Je sais chanter (même si je sais que je n’ai pas une voix incroyable) mais je prends surtout du plaisir à chanter. J’ai donc écouté le travail des chanteurs spécialisés dans ce type de chant.

De Salim, nous n’avons aucune vidéo, aucun document sur sa façon de chanter. Donc mon travail consistait à imaginer comment Salim chantait. J’ai pris plein de photos de lui qu’Ismaël m’avait confiées ; et chaque soir, je les observais avant de m’endormir. Et je rêvais de Salim grâce à ces images. Cela m’aidait à mieux appréhender Salim physiquement, son comportement, etc.


Vous avez parlé à Ismaël de votre méthode de travail sur Salim ?

Oui, nous en avons parlé souvent. Il était vraiment heureux de voir comment je m’investissais dans le rôle. Parce qu’au début, ils avaient un peu peur avec moi du fait que je ne parlais pas français.

Comment s’est passé votre travail avec les autres comédiens ?

Je pense que le sujet du film est très profond donc c’est pour cela que tous les acteurs de ce film se sont autant investis. C’est une démarche qui a beaucoup touché Tahar et Farid notamment. Comme moi également. Parce que nous vivons dans une époque où nous, les Arabes, sommes souvent considérés comme des terroristes. Ce film permet de réfléchir autrement.

Comme comédien, c’est important d’incarner selon vous, un personnage avec une dimension politique ?

Non en fait. J’ai déjà incarné des personnages dans cette mouvance, notamment dans le film Jaffa et dans Une Bouteille dans la mer de Gaza (sortie nationale prévue le 28 décembre 2011).

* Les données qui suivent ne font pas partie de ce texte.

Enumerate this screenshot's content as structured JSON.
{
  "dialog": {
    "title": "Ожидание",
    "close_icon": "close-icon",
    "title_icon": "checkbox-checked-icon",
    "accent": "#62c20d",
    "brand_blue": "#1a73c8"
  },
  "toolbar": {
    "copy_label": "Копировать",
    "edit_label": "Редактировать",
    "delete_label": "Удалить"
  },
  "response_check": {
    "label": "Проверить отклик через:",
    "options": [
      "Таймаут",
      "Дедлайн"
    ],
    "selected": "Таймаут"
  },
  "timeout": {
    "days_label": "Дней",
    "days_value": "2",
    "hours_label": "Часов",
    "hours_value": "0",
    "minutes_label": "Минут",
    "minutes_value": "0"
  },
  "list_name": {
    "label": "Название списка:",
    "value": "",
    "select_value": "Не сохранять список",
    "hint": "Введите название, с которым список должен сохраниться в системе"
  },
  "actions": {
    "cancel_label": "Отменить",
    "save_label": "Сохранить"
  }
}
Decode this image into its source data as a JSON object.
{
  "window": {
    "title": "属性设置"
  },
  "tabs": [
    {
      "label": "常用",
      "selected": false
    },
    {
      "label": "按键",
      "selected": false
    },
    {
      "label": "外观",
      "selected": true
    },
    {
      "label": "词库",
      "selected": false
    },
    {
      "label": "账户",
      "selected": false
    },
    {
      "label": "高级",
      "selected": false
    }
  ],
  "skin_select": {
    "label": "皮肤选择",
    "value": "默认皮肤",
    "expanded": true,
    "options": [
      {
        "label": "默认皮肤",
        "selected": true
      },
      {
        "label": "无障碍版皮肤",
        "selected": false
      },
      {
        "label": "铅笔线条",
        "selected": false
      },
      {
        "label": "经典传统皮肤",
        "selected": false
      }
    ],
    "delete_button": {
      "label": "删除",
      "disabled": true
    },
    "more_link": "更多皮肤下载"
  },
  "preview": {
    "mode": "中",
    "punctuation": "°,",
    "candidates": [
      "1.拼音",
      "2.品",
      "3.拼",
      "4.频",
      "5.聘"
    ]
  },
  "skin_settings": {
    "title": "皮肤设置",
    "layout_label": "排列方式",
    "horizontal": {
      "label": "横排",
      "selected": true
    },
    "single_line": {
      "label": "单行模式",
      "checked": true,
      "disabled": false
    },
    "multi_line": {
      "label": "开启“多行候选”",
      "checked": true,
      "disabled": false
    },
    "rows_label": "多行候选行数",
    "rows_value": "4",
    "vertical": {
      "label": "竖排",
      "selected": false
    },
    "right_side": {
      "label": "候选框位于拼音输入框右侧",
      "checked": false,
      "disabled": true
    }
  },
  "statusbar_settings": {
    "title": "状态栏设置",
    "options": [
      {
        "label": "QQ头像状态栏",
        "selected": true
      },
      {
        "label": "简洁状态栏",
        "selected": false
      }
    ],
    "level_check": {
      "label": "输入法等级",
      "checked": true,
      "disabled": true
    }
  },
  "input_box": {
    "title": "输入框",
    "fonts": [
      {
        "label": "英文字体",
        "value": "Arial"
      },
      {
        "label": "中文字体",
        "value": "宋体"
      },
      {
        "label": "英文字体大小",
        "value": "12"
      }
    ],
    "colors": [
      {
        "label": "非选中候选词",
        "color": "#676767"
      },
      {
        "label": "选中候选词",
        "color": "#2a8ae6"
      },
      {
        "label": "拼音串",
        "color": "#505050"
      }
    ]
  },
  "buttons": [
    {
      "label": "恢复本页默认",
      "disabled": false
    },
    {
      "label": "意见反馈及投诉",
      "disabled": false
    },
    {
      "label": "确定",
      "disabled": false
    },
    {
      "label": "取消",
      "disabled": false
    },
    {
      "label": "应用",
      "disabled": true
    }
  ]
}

Ils parlent tous du conflit palestinien certes, mais en soi, ce n’est pas le seul sujet qu’il reste pour moi à défendre. Je veux jouer d’autres choses aussi.

Quand avez-vous voulu être un acteur ?

En fait, je n’ai jamais voulu être un acteur. C’est avec le rôle de Jaffa que j’ai pris conscience que j’aimais ce métier. J’avais peu joué avant. Pour Jaffa, j’ai dit au réalisateur que je n’étais pas un acteur. J’en étais tellement convaincu que je lui disais: » je te donnerai avant tout ce que je ressens. »

Donc selon vous le ressenti est capital pour jouer Salim ?

Oui, bien sûr. Mais cela tient aussi beaucoup du fait qu’Ismaël m’a vraiment bien préparé au rôle. On a porté à Salim toute notre concentration pour le faire vivre car c’est un personnage important dans le film, avec un côté obscur intéressant. J’ai été surpris, par ailleurs, quand j’ai revu le film : certains aspects avaient été retirés mais en gros c’était pour la bonne cause. Ces scènes écourtées prenaient alors tous leurs sens.

 

Propos recueillis par Laetitia Heurteau, le 27 septembre 2011, pour Pyramide.